Getting up close and personal: What is ransomware?
As the name suggests, ransomware is a type of malware that blocks users from accessing their files or even entire operating system until a ransom is paid. It locks the system’s screen or encrypts files until you do as it demands. If you’re a victim, you’ll receive a ransom note informing you that you must pay a certain amount of money—often in Cryptocurrencies—to free your system or data. There’s usually a deadline for completing the payment and if you fail to meet it, the cyber attackers could permanently delete your files or make them public. Sadly, even if you do pay the ransom, there’s no guarantee whatsoever you’ll be given the decryption key to regain access to your data. Honesty is not always the best policy among thieves…

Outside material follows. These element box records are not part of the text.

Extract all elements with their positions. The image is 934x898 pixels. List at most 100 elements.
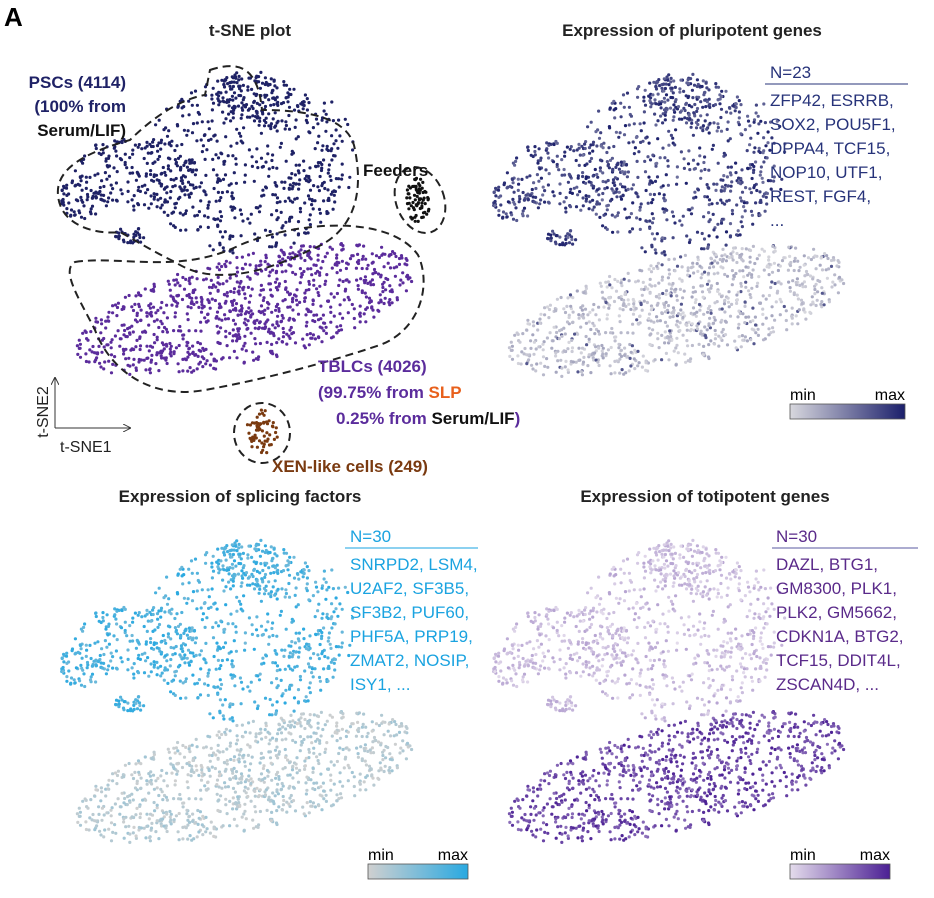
scatter-point	[529, 346, 533, 350]
scatter-point	[328, 174, 332, 178]
scatter-point	[617, 296, 621, 300]
scatter-point	[60, 188, 64, 193]
scatter-point	[608, 158, 613, 162]
scatter-point	[269, 127, 273, 131]
scatter-point	[644, 219, 648, 223]
scatter-point	[761, 194, 765, 198]
scatter-point	[499, 194, 503, 198]
scatter-point	[163, 186, 167, 190]
scatter-point	[413, 177, 417, 181]
scatter-point	[587, 337, 591, 341]
scatter-point	[618, 320, 622, 324]
scatter-point	[370, 252, 374, 256]
scatter-point	[299, 248, 303, 252]
scatter-point	[608, 283, 612, 287]
scatter-point	[622, 372, 626, 376]
scatter-point	[202, 189, 206, 193]
scatter-point	[798, 265, 802, 269]
scatter-point	[371, 283, 376, 287]
scatter-point	[222, 568, 226, 572]
scatter-point	[193, 557, 198, 561]
scatter-point	[813, 287, 817, 292]
scatter-point	[267, 274, 271, 278]
scatter-point	[152, 332, 156, 337]
scatter-point	[112, 634, 116, 638]
scatter-point	[242, 571, 246, 575]
scatter-point	[581, 153, 585, 157]
scatter-point	[321, 612, 325, 616]
scatter-point	[582, 316, 586, 320]
scatter-point	[569, 187, 573, 191]
scatter-point	[584, 284, 588, 288]
scatter-point	[584, 197, 589, 201]
scatter-point	[139, 240, 143, 244]
scatter-point	[339, 242, 343, 246]
scatter-point	[200, 150, 204, 154]
scatter-point	[588, 151, 592, 155]
scatter-point	[156, 666, 160, 670]
scatter-point	[754, 111, 758, 115]
scatter-point	[657, 281, 661, 285]
scatter-point	[227, 104, 231, 108]
scatter-point	[783, 150, 787, 154]
scatter-point	[510, 344, 514, 348]
scatter-point	[302, 344, 306, 348]
scatter-point	[234, 96, 238, 100]
scatter-point	[696, 258, 700, 262]
scatter-point	[243, 648, 247, 652]
scatter-point	[748, 255, 752, 259]
scatter-point	[218, 687, 223, 691]
scatter-point	[551, 160, 556, 164]
scatter-point	[243, 163, 247, 167]
scatter-point	[740, 199, 744, 203]
scatter-point	[167, 282, 171, 286]
scatter-point	[613, 339, 617, 343]
scatter-point	[581, 360, 586, 364]
scatter-point	[509, 348, 513, 352]
scatter-point	[291, 251, 295, 255]
scatter-point	[273, 193, 277, 197]
scatter-point	[684, 101, 689, 105]
scatter-point	[560, 158, 564, 162]
scatter-point	[608, 296, 612, 300]
scatter-point	[534, 186, 538, 191]
scatter-point	[604, 180, 608, 184]
scatter-point	[691, 72, 695, 76]
scatter-point	[616, 162, 620, 166]
scatter-point	[766, 141, 770, 145]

Did you know that ransomware has a founding father? The first documented case was the 1989 AIDS Trojan. Evolutionary biologist Joseph L. Popp sent 20,000 floppy disks labelled “AIDS Information—Introductory Diskettes” to attendees of the World Health Organization international AIDS conference. These were infected with a Trojan which encrypted files on the computer and to regain access, the user had to send $189 to a P.O. box in Panama. Dr. Popp was caught but, after he started wearing a cardboard box on his head, was declared unfit to stand trial. (Sadly, a cardboard box hat is not a ransomware defense—more on that later).